Tuntutan kita bertiga memang pantas, tetapi marilah masing-masing tuntutan kita
itu kita samakan demi kepentingan Putri Naimanggale.
Raja
Panggana dan Baoa Partigatiga mengangguk-angguk tanda setuju dan bertanya
apakah keputusan kita Datu Partawar ? Datu Partawar menjawab, Putri Naimanggale
adalah milik kita bersama. Mana mungkin, bagaimana kita membaginya. Maksud saya
bukan demikian, bukan untuk dibagi sahut Datu Partawar. Demi kepentingan Putri
Naimanggale marilah kita tanyakan pendiriannya. Mereka bertiga menanyakan
pendirian Putri Naimanggale.
Dengan
mata berkaca-kaca karena air mata, air mata keharuan dan kegembiraan Putri
Naimanggale berkata : "Saya sangat gembira hari ini, karena kalian bertiga
telah bersama-sama menanyakan pendirian saya. Saya sangat menghormati dan
menyayangi kalian bertiga, hormat dan kasih sayang yang sama, tiada lebih tiada
kurang demi kebaikan kita bersama. Saya menjadi tiada arti apabila kalian
cekcok dan saya akan sangat berharga apabila kalian damai. Mendengar kata-kata
Putri Naimanggale itu mereka bertiga tersentak dari lamunan keakuannya
masing-masing, dan memandang satu sama lain.
Datu
Partawar berdiri lalu berkata : Demi kepentingan Putri Naimanggale dan kita
bertiga kita tetapkan keputusan kita :
a.
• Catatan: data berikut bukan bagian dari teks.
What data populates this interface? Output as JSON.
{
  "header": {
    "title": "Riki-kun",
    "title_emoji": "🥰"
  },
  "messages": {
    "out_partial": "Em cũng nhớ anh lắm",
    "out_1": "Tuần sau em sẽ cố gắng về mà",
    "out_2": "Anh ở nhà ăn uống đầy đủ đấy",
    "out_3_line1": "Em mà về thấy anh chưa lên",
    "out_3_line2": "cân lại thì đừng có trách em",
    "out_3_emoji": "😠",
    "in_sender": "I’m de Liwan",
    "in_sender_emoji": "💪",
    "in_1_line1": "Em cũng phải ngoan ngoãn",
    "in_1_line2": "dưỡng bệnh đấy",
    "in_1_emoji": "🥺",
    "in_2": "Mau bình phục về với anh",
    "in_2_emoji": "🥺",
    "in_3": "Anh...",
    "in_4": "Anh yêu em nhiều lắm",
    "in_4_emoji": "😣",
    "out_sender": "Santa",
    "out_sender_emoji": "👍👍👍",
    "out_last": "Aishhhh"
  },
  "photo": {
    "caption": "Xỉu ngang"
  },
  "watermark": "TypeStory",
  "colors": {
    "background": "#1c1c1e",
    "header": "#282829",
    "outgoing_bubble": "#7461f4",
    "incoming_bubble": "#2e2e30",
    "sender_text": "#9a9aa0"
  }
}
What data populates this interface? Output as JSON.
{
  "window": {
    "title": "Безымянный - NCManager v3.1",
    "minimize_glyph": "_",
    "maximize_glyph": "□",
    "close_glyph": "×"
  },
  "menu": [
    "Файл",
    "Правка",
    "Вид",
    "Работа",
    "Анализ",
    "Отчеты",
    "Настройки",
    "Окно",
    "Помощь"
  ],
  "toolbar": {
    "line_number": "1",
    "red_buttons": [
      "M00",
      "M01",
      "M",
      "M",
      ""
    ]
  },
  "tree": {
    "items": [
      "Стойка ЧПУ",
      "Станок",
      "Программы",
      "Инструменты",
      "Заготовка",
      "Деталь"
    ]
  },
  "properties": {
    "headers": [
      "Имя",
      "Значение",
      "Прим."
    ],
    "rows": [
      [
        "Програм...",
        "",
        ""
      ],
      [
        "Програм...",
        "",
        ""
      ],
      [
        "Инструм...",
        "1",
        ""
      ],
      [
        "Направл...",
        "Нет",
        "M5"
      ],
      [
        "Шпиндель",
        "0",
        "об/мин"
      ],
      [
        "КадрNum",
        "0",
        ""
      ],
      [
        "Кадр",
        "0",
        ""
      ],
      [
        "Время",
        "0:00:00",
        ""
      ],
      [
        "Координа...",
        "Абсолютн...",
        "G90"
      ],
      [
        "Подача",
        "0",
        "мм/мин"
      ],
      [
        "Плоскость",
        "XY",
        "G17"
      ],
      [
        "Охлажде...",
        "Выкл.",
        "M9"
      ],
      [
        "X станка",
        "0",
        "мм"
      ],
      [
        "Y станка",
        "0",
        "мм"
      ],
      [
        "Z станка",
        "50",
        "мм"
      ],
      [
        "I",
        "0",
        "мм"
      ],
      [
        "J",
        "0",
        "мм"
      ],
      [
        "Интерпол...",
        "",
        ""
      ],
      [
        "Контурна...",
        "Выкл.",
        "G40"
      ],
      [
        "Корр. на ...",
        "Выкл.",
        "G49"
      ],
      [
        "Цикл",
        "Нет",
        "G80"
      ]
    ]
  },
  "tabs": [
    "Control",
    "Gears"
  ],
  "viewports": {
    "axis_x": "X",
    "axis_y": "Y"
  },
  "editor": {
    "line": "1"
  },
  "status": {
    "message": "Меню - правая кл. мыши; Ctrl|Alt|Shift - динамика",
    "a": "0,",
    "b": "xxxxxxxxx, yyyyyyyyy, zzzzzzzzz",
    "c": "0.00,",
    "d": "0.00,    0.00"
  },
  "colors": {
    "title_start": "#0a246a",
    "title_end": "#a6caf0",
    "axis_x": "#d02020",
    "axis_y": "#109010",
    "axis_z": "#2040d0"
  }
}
Karena Raja Panggana yang memahat sebatang
kayu menjadi patung, maka pantaslah ia menjadi Ayah dari Putri Naimanggale.
SUHUT
b. Karena Baoa Partigatiga yang memberi pakaian
dan hiasan kepada patung, maka pantaslah ia menjadi Amangboru dari Putri
Naimanggale. BORU
c. Karena Datu Partawar yang memberikan nyawa
dan berkat kepada patung, maka pantaslah ia menjadi Tulang dari Putri
Naimanggale. HULA-HULA
Mereka
bertiga setuju akan keputusan itu dan sejak itu mereka membuat perjanjian,
padan atau perjanjian mereka disepakati dengan :
Pertama, bahwa demi kepentingan Putri Naimanggale Raja Panggana, Baoa
Partigatiga dan Datu Partawar akan menyelesaikan semua permasalahan yang
terjadi dan mungkin terjadi dengan jalan musyawarah.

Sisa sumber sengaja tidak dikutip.